Take your pick, really.

As I've written before, the settlement as currently constituted—the agreement has yet to be finalized and approved by a federal judge in Philadelphia—is a great deal for the NFL, and a disaster for the approximately 20,000 former players it covers. In exchange for immunizing itself against future brain damage class action suits and dramatically reducing the odds that anyone will ever use legal discovery to get to the bottom of what the league knew and when it knew it regarding concussions, the NFL has tentatively agreed to fund a 65-year program that will offer former players medical examinations and award them cash payouts of up to $5 million for certain types of neurological damage.

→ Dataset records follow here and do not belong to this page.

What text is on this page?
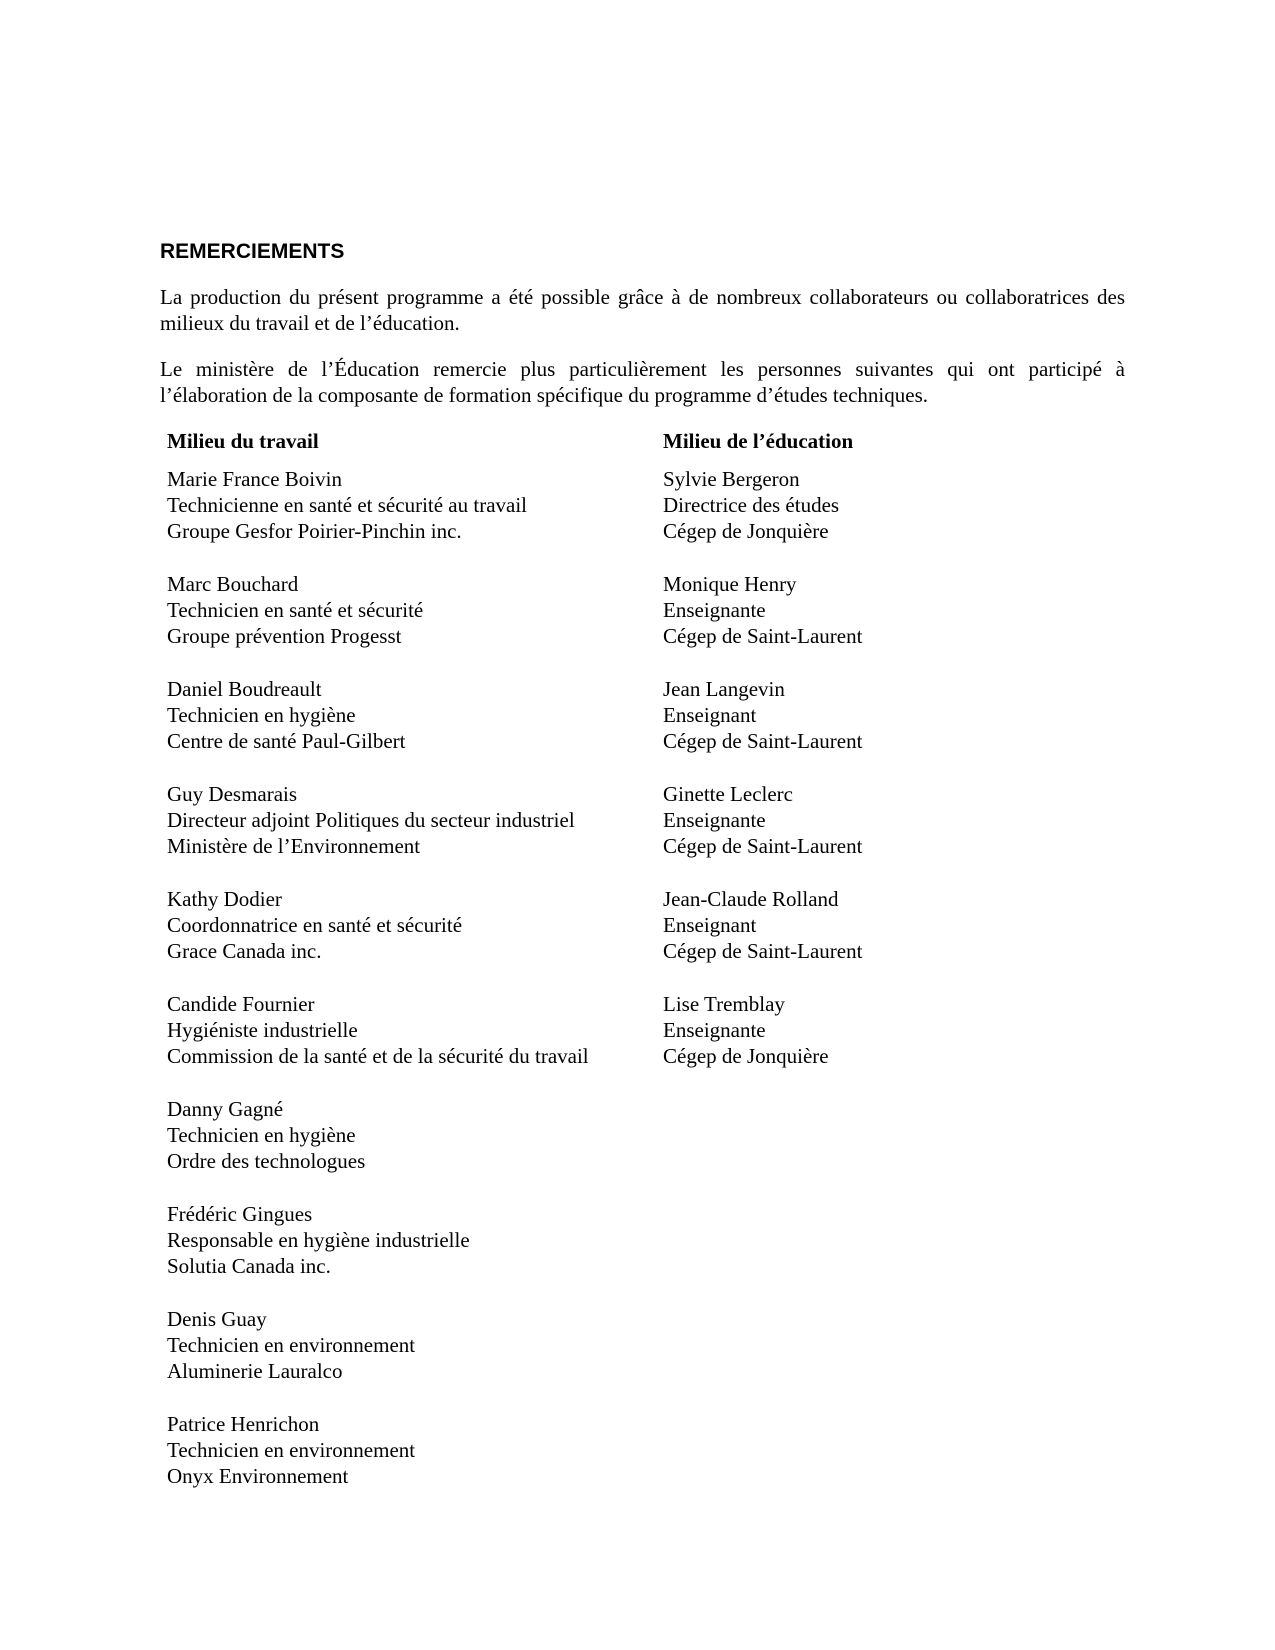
REMERCIEMENTS

La production du présent programme a été possible grâce à de nombreux collaborateurs ou collaboratrices des milieux du travail et de l’éducation.

Le ministère de l’Éducation remercie plus particulièrement les personnes suivantes qui ont participé à l’élaboration de la composante de formation spécifique du programme d’études techniques.

Milieu du travail
Marie France Boivin
Technicienne en santé et sécurité au travail
Groupe Gesfor Poirier-Pinchin inc.
Marc Bouchard
Technicien en santé et sécurité
Groupe prévention Progesst
Daniel Boudreault
Technicien en hygiène
Centre de santé Paul-Gilbert
Guy Desmarais
Directeur adjoint Politiques du secteur industriel
Ministère de l’Environnement
Kathy Dodier
Coordonnatrice en santé et sécurité
Grace Canada inc.
Candide Fournier
Hygiéniste industrielle
Commission de la santé et de la sécurité du travail
Danny Gagné
Technicien en hygiène
Ordre des technologues
Frédéric Gingues
Responsable en hygiène industrielle
Solutia Canada inc.
Denis Guay
Technicien en environnement
Aluminerie Lauralco
Patrice Henrichon
Technicien en environnement
Onyx Environnement
Milieu de l’éducation
Sylvie Bergeron
Directrice des études
Cégep de Jonquière
Monique Henry
Enseignante
Cégep de Saint-Laurent
Jean Langevin
Enseignant
Cégep de Saint-Laurent
Ginette Leclerc
Enseignante
Cégep de Saint-Laurent
Jean-Claude Rolland
Enseignant
Cégep de Saint-Laurent
Lise Tremblay
Enseignante
Cégep de Jonquière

Problem is, the actual expected individual awards are relatively small—averaging $190,000, for example, in cases of Alzheimer's disease. The deal offers awards to the families of players who have already died and were subsequently diagnosed with chronic traumatic encephalopathy (CTE), the industrial disease of football and condition at the heart of League of Denial and yet provides nothing—not a single cent—to players who will be diagnosed with CTE in the future. Indeed, the list of settlement deficiencies is long and varied: it ignores a wide range of other brain damage symptoms; financially penalizes players who suffer strokes; does not count years in NFL Europe toward award-eligible seasons; forecloses on future advances in neurological science; and sports a persnickety application and award process that could be hard for cognitively-challenged retirees to navigate.

Advertisement

Unsurprisingly, relatives of Junior Seau—the former Pro Bowl linebacker who committed suicide in 2012 and was subsequently diagnosed with CTE—have announced that they intend to opt out of the settlement and instead pursue a wrongful death suit filed against the NFL last year. "The family wants to know why this settlement seems designed for expediency for the NFL and to ensure that information doesn't come out," Steven Strauss, a Seau family lawyer, told ESPN. "And the Seau family wants the truth to come out."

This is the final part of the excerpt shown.